You buy in bulk 12 bags of dog kibble and weigh each bag. The following data is the weight in pounds.

(a) Find the confidence interval for the standard deviation at a $$90\%$$ level of confidence.

(b) Give an interpretation of your confidence interval.

 9.63 9.6 8.98 9.86 9.52 9.53 9.78 9.56 9.12 9.25 9.52 9.34

(a) First find the critical values. Since $$\alpha = 0.10$$, then $$\alpha/2 = 0.05$$ and $$1-\alpha/2 = 0.95$$. Looking at the columns labeled $$0.05$$ and $$0.95$$ with the df row of $$11$$, we see that $$\chi^2_{0.05} = 19.675$$ and $$\chi^2_{0.95} = 4.575$$

Figure 7.4.8

Now, find the sample standard deviation. The sample standard deviation $$s=0.2585$$.

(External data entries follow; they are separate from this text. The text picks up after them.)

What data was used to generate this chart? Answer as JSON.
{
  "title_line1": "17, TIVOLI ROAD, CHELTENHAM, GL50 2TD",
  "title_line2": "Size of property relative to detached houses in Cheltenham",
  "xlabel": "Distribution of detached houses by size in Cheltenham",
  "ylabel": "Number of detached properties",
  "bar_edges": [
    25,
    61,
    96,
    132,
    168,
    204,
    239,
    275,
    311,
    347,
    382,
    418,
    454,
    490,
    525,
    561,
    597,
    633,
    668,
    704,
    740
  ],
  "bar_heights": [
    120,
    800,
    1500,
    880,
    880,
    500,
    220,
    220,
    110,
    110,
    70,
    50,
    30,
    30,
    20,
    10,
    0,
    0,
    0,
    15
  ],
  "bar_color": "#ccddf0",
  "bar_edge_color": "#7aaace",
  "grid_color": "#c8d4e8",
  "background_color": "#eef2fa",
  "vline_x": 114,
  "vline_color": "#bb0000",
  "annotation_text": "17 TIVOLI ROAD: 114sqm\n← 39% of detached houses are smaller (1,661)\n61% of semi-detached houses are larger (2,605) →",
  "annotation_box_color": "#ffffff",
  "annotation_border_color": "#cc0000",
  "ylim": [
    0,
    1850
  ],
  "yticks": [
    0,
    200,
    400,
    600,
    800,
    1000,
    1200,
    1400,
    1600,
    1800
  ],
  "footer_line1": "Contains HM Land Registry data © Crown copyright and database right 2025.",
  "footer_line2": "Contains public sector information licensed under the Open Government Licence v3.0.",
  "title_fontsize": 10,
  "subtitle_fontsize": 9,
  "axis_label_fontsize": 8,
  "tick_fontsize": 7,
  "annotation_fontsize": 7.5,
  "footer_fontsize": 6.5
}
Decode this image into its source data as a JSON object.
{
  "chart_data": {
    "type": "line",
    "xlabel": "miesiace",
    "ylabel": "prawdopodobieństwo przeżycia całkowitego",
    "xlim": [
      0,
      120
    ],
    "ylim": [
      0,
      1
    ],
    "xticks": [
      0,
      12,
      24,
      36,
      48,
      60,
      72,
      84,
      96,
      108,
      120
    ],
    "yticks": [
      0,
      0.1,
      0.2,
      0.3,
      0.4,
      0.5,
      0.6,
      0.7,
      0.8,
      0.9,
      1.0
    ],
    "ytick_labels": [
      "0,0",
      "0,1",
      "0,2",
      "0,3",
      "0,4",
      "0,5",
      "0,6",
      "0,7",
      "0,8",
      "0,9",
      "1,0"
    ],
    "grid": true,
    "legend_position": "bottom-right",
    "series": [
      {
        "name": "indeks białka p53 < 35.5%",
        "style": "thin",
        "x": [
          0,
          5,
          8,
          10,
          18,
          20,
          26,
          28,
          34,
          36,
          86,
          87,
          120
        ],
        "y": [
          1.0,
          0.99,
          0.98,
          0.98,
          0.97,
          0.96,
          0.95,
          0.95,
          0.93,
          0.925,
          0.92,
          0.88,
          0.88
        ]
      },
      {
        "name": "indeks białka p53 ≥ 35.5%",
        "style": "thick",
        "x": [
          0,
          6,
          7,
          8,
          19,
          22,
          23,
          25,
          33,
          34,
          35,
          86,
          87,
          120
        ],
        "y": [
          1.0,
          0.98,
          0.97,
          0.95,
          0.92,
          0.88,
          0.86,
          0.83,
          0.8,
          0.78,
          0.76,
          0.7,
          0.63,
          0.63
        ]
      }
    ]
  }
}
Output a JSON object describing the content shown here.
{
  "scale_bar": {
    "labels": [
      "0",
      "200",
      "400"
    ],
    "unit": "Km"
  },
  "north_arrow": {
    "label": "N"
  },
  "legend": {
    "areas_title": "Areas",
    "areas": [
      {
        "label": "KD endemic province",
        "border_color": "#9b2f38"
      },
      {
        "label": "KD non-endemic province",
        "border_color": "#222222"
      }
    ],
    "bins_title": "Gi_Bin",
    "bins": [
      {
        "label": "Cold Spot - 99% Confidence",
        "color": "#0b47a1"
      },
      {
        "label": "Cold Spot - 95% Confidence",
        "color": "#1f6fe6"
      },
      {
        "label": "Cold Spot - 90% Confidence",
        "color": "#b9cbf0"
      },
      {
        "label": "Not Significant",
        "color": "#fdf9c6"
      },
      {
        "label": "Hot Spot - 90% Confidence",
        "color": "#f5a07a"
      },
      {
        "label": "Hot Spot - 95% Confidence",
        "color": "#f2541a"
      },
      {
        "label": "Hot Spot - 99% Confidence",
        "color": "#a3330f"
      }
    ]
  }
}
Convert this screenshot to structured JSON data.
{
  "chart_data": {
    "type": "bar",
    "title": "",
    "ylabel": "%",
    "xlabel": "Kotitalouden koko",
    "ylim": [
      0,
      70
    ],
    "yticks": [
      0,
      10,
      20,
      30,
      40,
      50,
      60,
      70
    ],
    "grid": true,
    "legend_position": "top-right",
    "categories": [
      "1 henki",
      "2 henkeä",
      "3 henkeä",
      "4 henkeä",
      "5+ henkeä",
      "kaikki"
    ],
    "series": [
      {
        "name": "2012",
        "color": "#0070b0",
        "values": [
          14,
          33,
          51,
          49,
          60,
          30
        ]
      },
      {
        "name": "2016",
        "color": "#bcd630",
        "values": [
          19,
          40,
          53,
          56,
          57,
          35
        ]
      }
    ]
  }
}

Lastly, putting everything together:

lower bound $$= \sqrt{ \dfrac{(n-1) s^2}{\chi^2_{\alpha/2}}} =\sqrt {\dfrac{ (12-1) 0.2585^2 }{ 19.675} }=0.1933$$

upper bound $$= \sqrt{ \dfrac{(n-1) s^2}{\chi^2_{1-\alpha/2}}} =\sqrt {\dfrac{(12-1) 0.2585^2}{4.575}}=0.4008$$

The confidence interval is $$0.1933< \sigma < 0.4008$$ pounds. (Notice in this example, we are not moving the decimal to the left twice because these values do not represent percentages, but pounds.)

(b) We are $$90\%$$ confident that the true standard deviation of potato chip bag weight is between $$0.1933$$ and $$0.4008$$ ounces.